First, parallel actions. any actions need to be conceived with other parallel actions where several approaches are carried out at the same time. This is because by design systems thwart change. Hit a system over here and the system will respond over there and correct back to its operational baseline. Systems keep operating until they catastrophically break. Military planner and systems thinker Col. John Warden, (USAF retired) says it this way, “you have to launch parallel attacks on the centers a gravity in the system, so the system does not have the capability to react.”
Second, address centers of gravity. Actions need to be aimed at viable intervention points (centers of gravity) that not only disrupt the system’s ability to adapt, but also leverage the operating system in a direction toward the desired change. Execute the right interventions that carry the work out in the right direction, and the system does a lot of the change work itself.
Third, use feedback loops in places. A leading thinker on social change, Enzio Manzini in his book Design, When Everybody Designs describes a third consideration, how to amplify the desired change through feedback loops in places, “what social innovation is indicating, with its idea of well-being based on the quality of places and communities, is the seed of a new culture…in which places and communities are not isolated entities but become nodes in a variety of networks.
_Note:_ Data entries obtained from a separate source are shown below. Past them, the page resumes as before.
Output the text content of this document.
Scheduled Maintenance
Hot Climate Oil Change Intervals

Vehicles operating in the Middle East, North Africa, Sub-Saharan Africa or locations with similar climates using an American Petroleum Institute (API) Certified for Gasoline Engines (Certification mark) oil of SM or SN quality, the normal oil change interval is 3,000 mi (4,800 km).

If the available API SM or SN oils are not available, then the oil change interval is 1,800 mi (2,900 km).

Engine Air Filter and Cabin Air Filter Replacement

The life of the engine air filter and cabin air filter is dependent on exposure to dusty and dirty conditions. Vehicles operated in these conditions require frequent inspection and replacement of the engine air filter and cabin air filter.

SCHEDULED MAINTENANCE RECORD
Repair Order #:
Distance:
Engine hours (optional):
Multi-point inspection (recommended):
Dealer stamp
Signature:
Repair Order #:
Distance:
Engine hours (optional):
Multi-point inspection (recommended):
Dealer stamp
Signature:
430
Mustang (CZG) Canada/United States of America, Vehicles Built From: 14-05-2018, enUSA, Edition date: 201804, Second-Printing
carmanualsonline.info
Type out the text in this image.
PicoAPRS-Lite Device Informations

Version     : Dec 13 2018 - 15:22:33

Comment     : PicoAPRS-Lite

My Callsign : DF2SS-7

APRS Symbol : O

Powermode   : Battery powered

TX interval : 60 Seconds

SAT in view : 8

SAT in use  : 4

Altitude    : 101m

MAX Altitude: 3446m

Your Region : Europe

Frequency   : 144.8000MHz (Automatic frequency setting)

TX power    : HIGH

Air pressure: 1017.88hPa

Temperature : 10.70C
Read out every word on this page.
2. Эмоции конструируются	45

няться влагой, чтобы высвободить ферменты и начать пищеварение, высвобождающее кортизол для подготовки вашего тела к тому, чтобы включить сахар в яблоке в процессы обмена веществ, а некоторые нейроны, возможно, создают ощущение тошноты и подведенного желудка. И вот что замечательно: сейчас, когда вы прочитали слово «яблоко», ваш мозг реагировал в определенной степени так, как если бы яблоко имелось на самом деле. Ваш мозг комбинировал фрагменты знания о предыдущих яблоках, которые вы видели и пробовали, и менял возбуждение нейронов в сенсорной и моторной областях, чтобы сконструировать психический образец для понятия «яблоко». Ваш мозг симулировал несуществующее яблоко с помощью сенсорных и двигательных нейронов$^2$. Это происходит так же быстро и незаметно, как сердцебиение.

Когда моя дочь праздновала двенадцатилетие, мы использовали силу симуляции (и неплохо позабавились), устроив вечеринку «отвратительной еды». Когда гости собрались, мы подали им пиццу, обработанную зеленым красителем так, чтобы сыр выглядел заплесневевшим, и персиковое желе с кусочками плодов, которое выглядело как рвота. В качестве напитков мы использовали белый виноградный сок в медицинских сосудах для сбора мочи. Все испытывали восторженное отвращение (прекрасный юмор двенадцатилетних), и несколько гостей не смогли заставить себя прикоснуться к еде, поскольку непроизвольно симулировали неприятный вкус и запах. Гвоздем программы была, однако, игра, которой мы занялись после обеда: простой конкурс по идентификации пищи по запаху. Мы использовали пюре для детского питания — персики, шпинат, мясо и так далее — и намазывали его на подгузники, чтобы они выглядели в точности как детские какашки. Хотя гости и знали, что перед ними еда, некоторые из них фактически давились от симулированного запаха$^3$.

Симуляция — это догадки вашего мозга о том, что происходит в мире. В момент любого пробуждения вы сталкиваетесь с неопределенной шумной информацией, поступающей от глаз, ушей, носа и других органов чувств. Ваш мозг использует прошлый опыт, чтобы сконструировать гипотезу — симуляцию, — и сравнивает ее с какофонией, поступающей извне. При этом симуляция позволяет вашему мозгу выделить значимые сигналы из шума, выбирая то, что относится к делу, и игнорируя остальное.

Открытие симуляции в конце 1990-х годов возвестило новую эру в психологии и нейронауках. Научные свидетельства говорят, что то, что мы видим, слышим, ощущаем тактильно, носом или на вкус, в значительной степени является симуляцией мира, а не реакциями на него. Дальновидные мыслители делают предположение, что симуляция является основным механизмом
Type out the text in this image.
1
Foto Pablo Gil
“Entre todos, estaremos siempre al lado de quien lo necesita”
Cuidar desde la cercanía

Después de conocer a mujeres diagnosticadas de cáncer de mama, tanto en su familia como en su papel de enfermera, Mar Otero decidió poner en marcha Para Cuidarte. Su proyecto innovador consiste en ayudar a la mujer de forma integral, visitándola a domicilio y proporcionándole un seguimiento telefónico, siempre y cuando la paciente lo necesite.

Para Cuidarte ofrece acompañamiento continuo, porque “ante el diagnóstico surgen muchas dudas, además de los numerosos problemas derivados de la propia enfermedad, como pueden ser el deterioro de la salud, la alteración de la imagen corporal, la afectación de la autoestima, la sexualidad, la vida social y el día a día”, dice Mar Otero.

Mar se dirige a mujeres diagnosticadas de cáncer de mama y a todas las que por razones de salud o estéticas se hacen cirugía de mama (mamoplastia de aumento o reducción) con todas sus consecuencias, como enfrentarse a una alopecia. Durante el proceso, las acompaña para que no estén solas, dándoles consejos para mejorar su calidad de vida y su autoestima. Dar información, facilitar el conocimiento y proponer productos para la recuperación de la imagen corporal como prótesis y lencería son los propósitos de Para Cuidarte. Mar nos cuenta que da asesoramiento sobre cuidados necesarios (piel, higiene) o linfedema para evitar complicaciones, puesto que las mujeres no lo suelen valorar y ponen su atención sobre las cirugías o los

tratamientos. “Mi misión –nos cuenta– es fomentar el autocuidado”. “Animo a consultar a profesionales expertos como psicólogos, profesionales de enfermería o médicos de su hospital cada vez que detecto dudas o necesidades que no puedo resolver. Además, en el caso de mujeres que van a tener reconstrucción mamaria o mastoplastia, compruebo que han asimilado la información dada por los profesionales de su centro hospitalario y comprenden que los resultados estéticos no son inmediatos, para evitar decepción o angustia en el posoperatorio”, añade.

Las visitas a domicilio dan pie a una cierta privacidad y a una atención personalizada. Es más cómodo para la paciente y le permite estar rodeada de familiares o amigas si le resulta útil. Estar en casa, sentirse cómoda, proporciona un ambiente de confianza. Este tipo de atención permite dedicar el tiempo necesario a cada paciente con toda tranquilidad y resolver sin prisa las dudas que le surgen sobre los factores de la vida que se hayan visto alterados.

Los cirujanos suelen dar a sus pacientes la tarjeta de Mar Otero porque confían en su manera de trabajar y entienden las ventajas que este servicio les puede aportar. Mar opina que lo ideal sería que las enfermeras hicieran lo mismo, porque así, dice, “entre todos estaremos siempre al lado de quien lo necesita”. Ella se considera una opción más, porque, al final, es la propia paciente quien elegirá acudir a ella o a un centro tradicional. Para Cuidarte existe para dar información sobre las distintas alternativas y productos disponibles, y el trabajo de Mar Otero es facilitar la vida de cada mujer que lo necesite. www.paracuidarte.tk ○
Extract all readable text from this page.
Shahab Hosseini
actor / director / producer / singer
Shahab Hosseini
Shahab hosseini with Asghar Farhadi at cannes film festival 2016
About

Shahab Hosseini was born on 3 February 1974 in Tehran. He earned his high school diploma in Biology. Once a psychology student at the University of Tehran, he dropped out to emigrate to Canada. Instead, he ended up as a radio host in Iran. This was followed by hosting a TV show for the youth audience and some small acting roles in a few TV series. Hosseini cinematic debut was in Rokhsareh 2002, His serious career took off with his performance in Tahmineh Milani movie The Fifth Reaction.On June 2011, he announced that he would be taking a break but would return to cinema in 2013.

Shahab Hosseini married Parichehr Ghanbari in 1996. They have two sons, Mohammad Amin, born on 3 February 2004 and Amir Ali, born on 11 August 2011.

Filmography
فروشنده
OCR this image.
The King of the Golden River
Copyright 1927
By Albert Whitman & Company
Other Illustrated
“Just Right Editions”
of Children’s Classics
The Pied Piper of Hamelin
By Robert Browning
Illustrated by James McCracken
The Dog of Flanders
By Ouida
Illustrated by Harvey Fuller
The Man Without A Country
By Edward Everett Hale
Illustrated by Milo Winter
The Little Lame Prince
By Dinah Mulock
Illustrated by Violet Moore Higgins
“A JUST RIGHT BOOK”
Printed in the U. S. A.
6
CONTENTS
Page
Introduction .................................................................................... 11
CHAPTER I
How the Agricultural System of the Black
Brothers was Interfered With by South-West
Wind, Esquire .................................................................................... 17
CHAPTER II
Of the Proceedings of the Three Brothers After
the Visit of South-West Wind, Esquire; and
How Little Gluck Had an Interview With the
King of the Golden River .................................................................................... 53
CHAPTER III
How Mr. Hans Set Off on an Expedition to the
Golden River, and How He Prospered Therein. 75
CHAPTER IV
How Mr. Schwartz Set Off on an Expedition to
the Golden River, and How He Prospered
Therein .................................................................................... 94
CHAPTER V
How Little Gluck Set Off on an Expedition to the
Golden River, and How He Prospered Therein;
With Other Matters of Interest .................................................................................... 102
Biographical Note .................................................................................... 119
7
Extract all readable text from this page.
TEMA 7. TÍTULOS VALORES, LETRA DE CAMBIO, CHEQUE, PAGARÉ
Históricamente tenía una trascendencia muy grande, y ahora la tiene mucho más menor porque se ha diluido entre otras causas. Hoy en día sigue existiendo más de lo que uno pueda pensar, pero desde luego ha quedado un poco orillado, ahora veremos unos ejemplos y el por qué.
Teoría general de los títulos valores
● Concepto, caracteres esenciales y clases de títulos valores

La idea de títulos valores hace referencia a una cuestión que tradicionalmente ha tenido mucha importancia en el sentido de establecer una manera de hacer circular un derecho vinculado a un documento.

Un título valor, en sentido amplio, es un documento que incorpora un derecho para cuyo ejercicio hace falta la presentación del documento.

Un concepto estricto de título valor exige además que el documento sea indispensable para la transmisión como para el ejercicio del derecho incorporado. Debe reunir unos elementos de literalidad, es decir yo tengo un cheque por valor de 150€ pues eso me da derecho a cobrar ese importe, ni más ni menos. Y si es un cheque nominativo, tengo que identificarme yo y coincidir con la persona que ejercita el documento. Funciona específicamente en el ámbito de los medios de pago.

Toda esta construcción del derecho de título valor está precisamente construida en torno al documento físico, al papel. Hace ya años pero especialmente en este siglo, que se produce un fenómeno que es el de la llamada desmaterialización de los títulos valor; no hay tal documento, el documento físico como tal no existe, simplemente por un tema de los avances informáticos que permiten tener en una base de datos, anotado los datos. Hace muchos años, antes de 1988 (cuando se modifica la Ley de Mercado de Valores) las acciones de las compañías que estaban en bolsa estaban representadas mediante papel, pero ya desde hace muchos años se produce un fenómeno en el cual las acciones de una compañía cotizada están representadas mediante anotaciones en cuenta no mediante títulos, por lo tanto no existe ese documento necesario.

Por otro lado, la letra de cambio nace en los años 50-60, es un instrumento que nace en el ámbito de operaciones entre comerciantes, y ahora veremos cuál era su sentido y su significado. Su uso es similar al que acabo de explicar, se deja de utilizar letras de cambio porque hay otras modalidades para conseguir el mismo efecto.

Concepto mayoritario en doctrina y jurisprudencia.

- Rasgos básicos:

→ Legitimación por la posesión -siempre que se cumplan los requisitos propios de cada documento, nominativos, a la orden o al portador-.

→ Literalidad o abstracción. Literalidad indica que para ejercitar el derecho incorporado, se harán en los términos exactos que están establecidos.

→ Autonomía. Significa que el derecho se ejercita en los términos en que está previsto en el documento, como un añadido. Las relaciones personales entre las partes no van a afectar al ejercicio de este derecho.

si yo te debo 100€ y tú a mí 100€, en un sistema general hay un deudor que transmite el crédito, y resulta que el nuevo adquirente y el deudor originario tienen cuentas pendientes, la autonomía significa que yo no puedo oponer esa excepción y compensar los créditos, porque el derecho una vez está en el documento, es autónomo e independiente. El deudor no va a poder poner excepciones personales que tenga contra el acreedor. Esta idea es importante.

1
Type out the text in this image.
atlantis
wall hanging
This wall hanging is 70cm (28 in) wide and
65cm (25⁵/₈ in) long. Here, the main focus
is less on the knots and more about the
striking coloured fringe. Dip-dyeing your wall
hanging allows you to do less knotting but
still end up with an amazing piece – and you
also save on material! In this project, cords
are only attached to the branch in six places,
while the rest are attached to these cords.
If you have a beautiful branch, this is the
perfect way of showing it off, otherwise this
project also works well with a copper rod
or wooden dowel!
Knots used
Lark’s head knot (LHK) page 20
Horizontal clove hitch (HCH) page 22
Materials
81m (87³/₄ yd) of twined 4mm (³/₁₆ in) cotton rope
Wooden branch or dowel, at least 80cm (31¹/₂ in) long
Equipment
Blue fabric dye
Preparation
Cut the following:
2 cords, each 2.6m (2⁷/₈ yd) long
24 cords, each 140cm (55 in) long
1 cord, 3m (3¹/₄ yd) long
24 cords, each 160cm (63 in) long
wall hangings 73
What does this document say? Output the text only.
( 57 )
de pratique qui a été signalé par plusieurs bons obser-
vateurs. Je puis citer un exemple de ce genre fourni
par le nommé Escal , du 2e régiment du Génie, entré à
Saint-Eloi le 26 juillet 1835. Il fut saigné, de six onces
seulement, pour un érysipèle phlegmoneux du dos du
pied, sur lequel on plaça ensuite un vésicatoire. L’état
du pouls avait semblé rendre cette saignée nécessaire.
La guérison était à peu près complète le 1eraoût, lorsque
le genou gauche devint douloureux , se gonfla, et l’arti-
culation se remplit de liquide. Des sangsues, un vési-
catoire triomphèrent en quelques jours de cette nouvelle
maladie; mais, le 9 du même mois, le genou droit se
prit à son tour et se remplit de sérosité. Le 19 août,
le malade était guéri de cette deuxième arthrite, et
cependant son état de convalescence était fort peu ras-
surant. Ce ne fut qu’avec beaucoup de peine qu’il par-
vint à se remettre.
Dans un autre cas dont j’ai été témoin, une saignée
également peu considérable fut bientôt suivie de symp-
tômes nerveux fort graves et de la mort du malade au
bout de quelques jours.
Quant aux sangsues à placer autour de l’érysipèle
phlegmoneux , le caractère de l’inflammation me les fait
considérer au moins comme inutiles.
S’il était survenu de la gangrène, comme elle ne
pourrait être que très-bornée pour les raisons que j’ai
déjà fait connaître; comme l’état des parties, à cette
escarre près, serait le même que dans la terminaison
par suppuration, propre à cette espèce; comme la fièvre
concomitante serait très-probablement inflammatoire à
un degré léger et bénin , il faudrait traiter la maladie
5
These are connected places and communities in which short networks generate and regenerate the local social and economic fabric, while the long ones connect those particular places and their resident communities with the rest of the world.”
Behaviors and beliefs change for many reasons including crises like a pandemic, an economic crisis, civil unrest, climate change, educational concerns, inequality, economic disparity, a yearning for a better way of life.